Greenhills is served by Bus Route 2 (Angono-Quiapo) and the SM East Ortigas - V. Mapa (formerly Rosario Junction - San Juan) jeepney route along Ortigas Avenue. The area and the Greenhills development are also served by the Gate 5 - Greenhills Shopping Center Loop jeepney route which provides access to the Santolan-Annapolis MRT station.

Greenhills was also previously served by two Premium Point-to-Point Bus Service (P2P): one connecting Greenhills to Antipolo, which ceased operations in 2023 and another linking Greenhills to Alabang Town Center, which ended in 2024.

Prior to 2020, the San Juan government operated a Wilson - P. Guevarra - Greenhills shuttle service using multicabs, connecting Greenhills to Addition Hills and Little Baguio. These were then replaced with e-trikes in 2020 until operations were suspended during the COVID-19 pandemic. In August 2024, the San Juan City Council passed City Ordinance No. 32 series of 2024, reviving the service as a tricycle route with a special franchise. It was launched in December 2024 as the Greenhills Wilson E-Trike with a fleet of ten e-trikes and stops at Unimart, Cardinal Santos Medical Center, G Square, and the PUP San Juan campus.

=== Railways ===
Greenhills is served by the Santolan–Annapolis and Ortigas stations of the MRT Line 3 and Gilmore Station of the LRT Line 2, although those are all located outside the city borders.
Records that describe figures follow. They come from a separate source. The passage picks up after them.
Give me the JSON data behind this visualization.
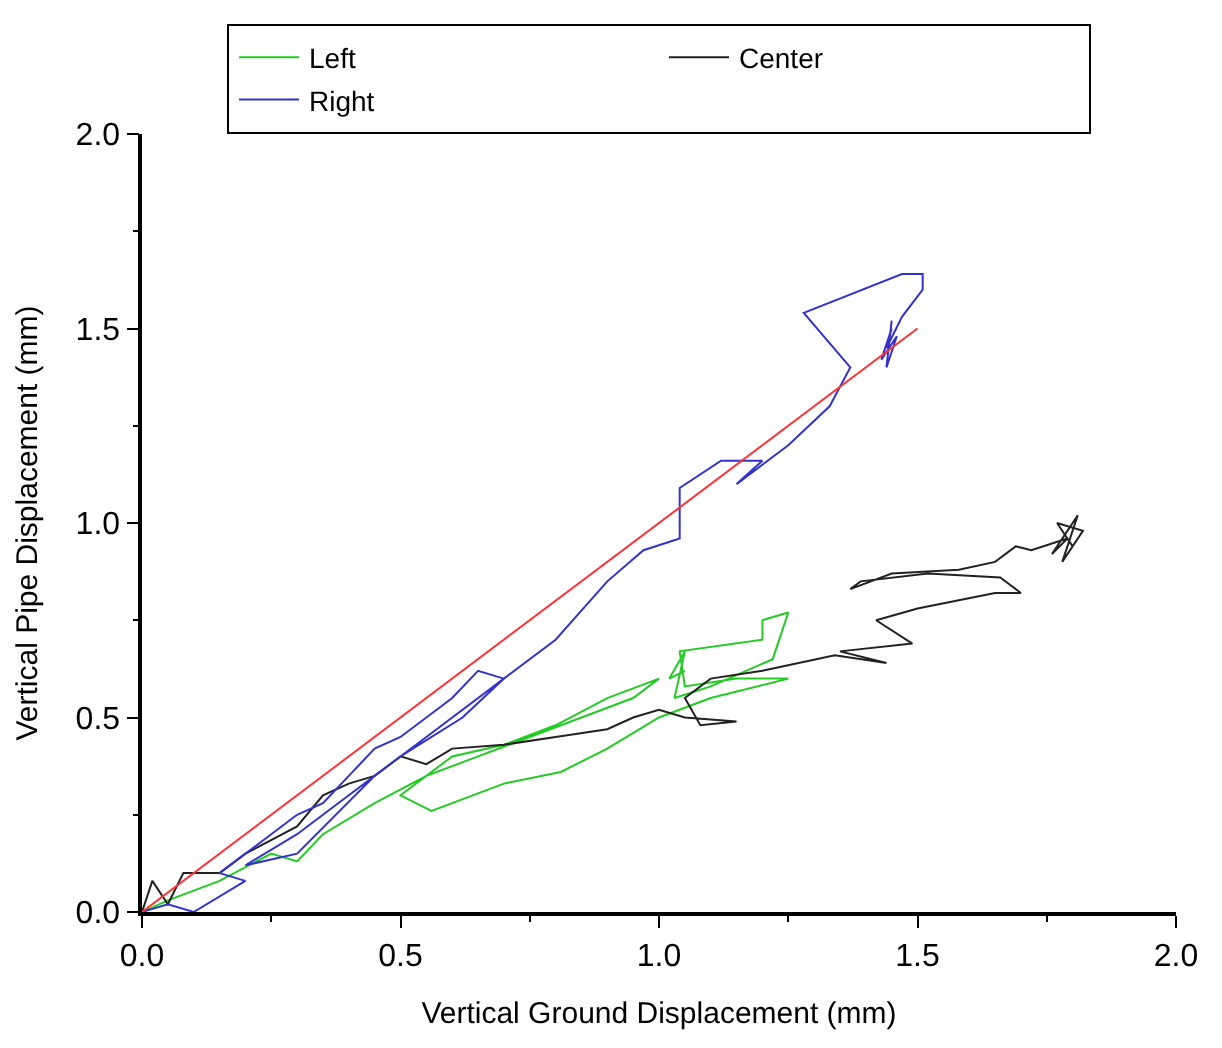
{
  "chart_data": {
    "type": "line",
    "xlabel": "Vertical Ground Displacement (mm)",
    "ylabel": "Vertical Pipe Displacement (mm)",
    "xlim": [
      0,
      2.0
    ],
    "ylim": [
      0,
      2.0
    ],
    "xticks": [
      {
        "value": 0,
        "label": "0.0"
      },
      0.5,
      {
        "value": 1.0,
        "label": "1.0"
      },
      1.5,
      {
        "value": 2.0,
        "label": "2.0"
      }
    ],
    "yticks": [
      {
        "value": 0,
        "label": "0.0"
      },
      0.5,
      {
        "value": 1.0,
        "label": "1.0"
      },
      1.5,
      {
        "value": 2.0,
        "label": "2.0"
      }
    ],
    "legend": "top",
    "marker": "none",
    "line_style": "solid",
    "series": [
      {
        "name": "Left",
        "color": "#22cc22",
        "x": [
          0,
          0.05,
          0.15,
          0.25,
          0.3,
          0.35,
          0.45,
          0.55,
          0.65,
          0.75,
          0.85,
          0.95,
          1.0,
          0.9,
          0.8,
          0.7,
          0.6,
          0.5,
          0.56,
          0.7,
          0.81,
          0.9,
          1.0,
          1.1,
          1.25,
          1.15,
          1.05,
          1.04,
          1.2,
          1.2,
          1.25,
          1.22,
          1.1,
          1.03,
          1.05,
          1.02,
          1.05
        ],
        "values": [
          0,
          0.03,
          0.08,
          0.15,
          0.13,
          0.2,
          0.28,
          0.35,
          0.4,
          0.45,
          0.5,
          0.55,
          0.6,
          0.55,
          0.48,
          0.43,
          0.4,
          0.3,
          0.26,
          0.33,
          0.36,
          0.42,
          0.5,
          0.55,
          0.6,
          0.6,
          0.58,
          0.67,
          0.7,
          0.75,
          0.77,
          0.65,
          0.58,
          0.55,
          0.67,
          0.6,
          0.62
        ]
      },
      {
        "name": "Center",
        "color": "#222222",
        "x": [
          0,
          0.02,
          0.05,
          0.08,
          0.15,
          0.2,
          0.3,
          0.35,
          0.4,
          0.45,
          0.5,
          0.55,
          0.6,
          0.7,
          0.8,
          0.9,
          0.95,
          1.0,
          1.05,
          1.15,
          1.08,
          1.05,
          1.1,
          1.2,
          1.34,
          1.44,
          1.35,
          1.49,
          1.42,
          1.5,
          1.65,
          1.7,
          1.66,
          1.52,
          1.39,
          1.37,
          1.45,
          1.58,
          1.65,
          1.69,
          1.72,
          1.79,
          1.76,
          1.81,
          1.78,
          1.82,
          1.77,
          1.8
        ],
        "values": [
          0,
          0.08,
          0.02,
          0.1,
          0.1,
          0.15,
          0.22,
          0.3,
          0.33,
          0.35,
          0.4,
          0.38,
          0.42,
          0.43,
          0.45,
          0.47,
          0.5,
          0.52,
          0.5,
          0.49,
          0.48,
          0.55,
          0.6,
          0.62,
          0.66,
          0.64,
          0.67,
          0.69,
          0.75,
          0.78,
          0.82,
          0.82,
          0.86,
          0.87,
          0.85,
          0.83,
          0.87,
          0.88,
          0.9,
          0.94,
          0.93,
          0.96,
          0.92,
          1.02,
          0.9,
          0.98,
          1.0,
          0.94
        ]
      },
      {
        "name": "Right",
        "color": "#3333cc",
        "x": [
          0,
          0.05,
          0.1,
          0.2,
          0.15,
          0.25,
          0.3,
          0.35,
          0.4,
          0.45,
          0.5,
          0.55,
          0.6,
          0.65,
          0.7,
          0.62,
          0.5,
          0.4,
          0.3,
          0.2,
          0.3,
          0.45,
          0.55,
          0.7,
          0.8,
          0.9,
          0.97,
          1.04,
          1.04,
          1.12,
          1.2,
          1.15,
          1.25,
          1.33,
          1.37,
          1.28,
          1.47,
          1.51,
          1.51,
          1.47,
          1.44,
          1.45,
          1.43,
          1.46,
          1.44,
          1.45
        ],
        "values": [
          0,
          0.02,
          0,
          0.08,
          0.1,
          0.2,
          0.25,
          0.28,
          0.35,
          0.42,
          0.45,
          0.5,
          0.55,
          0.62,
          0.6,
          0.5,
          0.4,
          0.3,
          0.2,
          0.12,
          0.15,
          0.35,
          0.45,
          0.6,
          0.7,
          0.85,
          0.93,
          0.96,
          1.09,
          1.16,
          1.16,
          1.1,
          1.2,
          1.3,
          1.4,
          1.54,
          1.64,
          1.64,
          1.6,
          1.53,
          1.45,
          1.5,
          1.42,
          1.48,
          1.4,
          1.52
        ]
      },
      {
        "type": "line",
        "color": "#ff3333",
        "x": [
          0,
          1.5
        ],
        "values": [
          0,
          1.5
        ]
      }
    ]
  }
}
However, the stations are connected to the barangay via bus and jeepney routes plying the stations.

The future MRT Line 4 has been approved and has plans to build two stations serving Greenhills, such as Greenhills and Bonny Serrano, and to traverse through the barangay.

=== Other corridors ===
A roofed pedestrian alley between The Eisenhower Condominium and One Kennedy Place condominiums along Eisenhower Street also connects the Greenhills area to Road 11 in the adjacent Barangay West Crame.

==Government==
The seat of government of Greenhills is located at the Greenhills Multi-Purpose Building along Santolan Road, which was inaugurated on April 24, 2022. It was previously located at the Annapolis Wilshire Plaza along Annapolis Street, a 26-storey building constructed in 2013.

==Demographics==
Barangay Greenhills is the second most-populated barangay in San Juan, with a population of 15,212 people according to the 2020 census, up from a population of 14,114 people in the 2015 census.
The earliest record of Barangay Greenhills in the official population census can be found on the 1975 census, the same year that San Juan was transferred to Metro Manila from the province of Rizal.